Selumetinib is an oral, effective, and selective tyrosine kinase inhibitor targeting mitogen-activated protein kinase 1 and 2 (MEK1/2), which is clinically active in multiple tumor types, such as neurofibromatosis type 1 (NF1), melanoma, gliomas and non-small cell lung cancer (NSCLC). The purpose of this article was to assess the effects of selumetinib on the activities of twelve human UDP-glucosyltransferases (UGTs) including UGT1A1, 1A3, 1A4, 1A6, 1A7, 1A8, 1A9, 1A10, 2B4, 2B7, 2B15, and 2B17, and its potential for inducing clinical drug-drug interactions (DDIs).
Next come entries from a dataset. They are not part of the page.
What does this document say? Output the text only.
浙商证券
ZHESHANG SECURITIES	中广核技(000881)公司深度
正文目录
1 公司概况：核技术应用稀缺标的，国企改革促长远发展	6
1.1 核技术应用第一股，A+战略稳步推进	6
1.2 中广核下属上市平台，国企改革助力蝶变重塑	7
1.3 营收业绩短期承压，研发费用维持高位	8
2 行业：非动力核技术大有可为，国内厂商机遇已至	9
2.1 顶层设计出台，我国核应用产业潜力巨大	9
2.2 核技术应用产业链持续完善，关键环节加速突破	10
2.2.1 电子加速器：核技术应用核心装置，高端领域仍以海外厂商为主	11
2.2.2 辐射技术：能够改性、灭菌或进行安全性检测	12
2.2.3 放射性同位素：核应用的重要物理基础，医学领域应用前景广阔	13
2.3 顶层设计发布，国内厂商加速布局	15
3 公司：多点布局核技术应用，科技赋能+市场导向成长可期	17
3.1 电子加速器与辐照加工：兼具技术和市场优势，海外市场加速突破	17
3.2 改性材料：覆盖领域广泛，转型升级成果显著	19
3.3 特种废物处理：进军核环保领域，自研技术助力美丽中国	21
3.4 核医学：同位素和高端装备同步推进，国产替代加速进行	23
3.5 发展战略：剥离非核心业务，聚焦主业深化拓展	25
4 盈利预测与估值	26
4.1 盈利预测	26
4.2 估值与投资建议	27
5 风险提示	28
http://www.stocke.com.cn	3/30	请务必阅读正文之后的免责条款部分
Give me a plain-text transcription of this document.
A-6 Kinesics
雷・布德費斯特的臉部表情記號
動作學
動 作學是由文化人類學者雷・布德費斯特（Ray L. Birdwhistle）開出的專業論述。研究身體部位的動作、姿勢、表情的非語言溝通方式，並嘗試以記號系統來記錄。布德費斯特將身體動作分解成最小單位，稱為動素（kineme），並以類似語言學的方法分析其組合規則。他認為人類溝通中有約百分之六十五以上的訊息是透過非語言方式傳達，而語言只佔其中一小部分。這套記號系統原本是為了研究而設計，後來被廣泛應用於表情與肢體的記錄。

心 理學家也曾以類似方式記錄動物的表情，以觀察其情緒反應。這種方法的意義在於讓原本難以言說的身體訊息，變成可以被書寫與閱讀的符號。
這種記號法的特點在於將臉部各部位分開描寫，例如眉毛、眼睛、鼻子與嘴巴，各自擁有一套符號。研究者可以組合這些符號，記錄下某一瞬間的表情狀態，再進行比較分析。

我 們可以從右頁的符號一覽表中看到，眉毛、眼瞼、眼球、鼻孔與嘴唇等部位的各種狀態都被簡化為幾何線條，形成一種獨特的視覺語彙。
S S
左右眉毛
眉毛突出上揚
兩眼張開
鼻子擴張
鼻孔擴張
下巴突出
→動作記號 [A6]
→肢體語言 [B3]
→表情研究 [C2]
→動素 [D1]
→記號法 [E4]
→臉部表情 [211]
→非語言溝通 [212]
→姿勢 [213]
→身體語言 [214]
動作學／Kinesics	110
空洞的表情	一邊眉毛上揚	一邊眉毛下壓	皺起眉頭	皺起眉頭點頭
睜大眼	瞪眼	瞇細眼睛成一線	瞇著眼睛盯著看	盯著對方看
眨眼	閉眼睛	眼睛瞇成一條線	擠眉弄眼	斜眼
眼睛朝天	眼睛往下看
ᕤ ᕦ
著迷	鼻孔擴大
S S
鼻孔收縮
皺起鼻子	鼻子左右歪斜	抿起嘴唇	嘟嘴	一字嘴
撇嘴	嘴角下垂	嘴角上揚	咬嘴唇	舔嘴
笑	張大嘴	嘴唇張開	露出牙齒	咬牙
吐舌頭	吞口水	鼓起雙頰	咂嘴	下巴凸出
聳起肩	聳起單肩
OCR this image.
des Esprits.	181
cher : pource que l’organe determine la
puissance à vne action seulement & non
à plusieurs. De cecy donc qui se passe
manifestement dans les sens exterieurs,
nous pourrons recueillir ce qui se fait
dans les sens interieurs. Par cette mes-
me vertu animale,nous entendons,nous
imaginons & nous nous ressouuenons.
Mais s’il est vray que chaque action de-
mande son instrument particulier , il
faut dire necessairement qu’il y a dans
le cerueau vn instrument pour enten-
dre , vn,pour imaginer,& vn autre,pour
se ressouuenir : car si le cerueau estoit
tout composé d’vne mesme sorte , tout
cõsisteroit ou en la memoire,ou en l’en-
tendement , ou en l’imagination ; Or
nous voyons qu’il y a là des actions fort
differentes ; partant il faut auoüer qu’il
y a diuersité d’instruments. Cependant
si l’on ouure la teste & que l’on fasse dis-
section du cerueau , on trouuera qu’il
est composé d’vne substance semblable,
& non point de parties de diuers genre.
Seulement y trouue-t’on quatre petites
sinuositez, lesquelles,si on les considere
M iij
The results demonstrated that selumetinib potently inhibited the activity of UGT2B7 through the mechanism of mixed inhibition with the inhibition constant value of 5.79 ± 0.65 μM. Furthermore, the plasma concentration of UGT2B7 substrate as the co-administered drug was predicted to be increased by at least 84 % when patients took selumetinib 75 mg twice daily, suggesting a high potential to induce clinical DDIs. Selumetinib exhibited weak inhibitory effects on other human UGTs and was unlikely to trigger off UGTs-mediated DDIs except for UGT2B7. Therefore, the combination of selumetinib with the substrate drug of UGT2B7 requires additional attention to avoid adverse events in clinical treatment.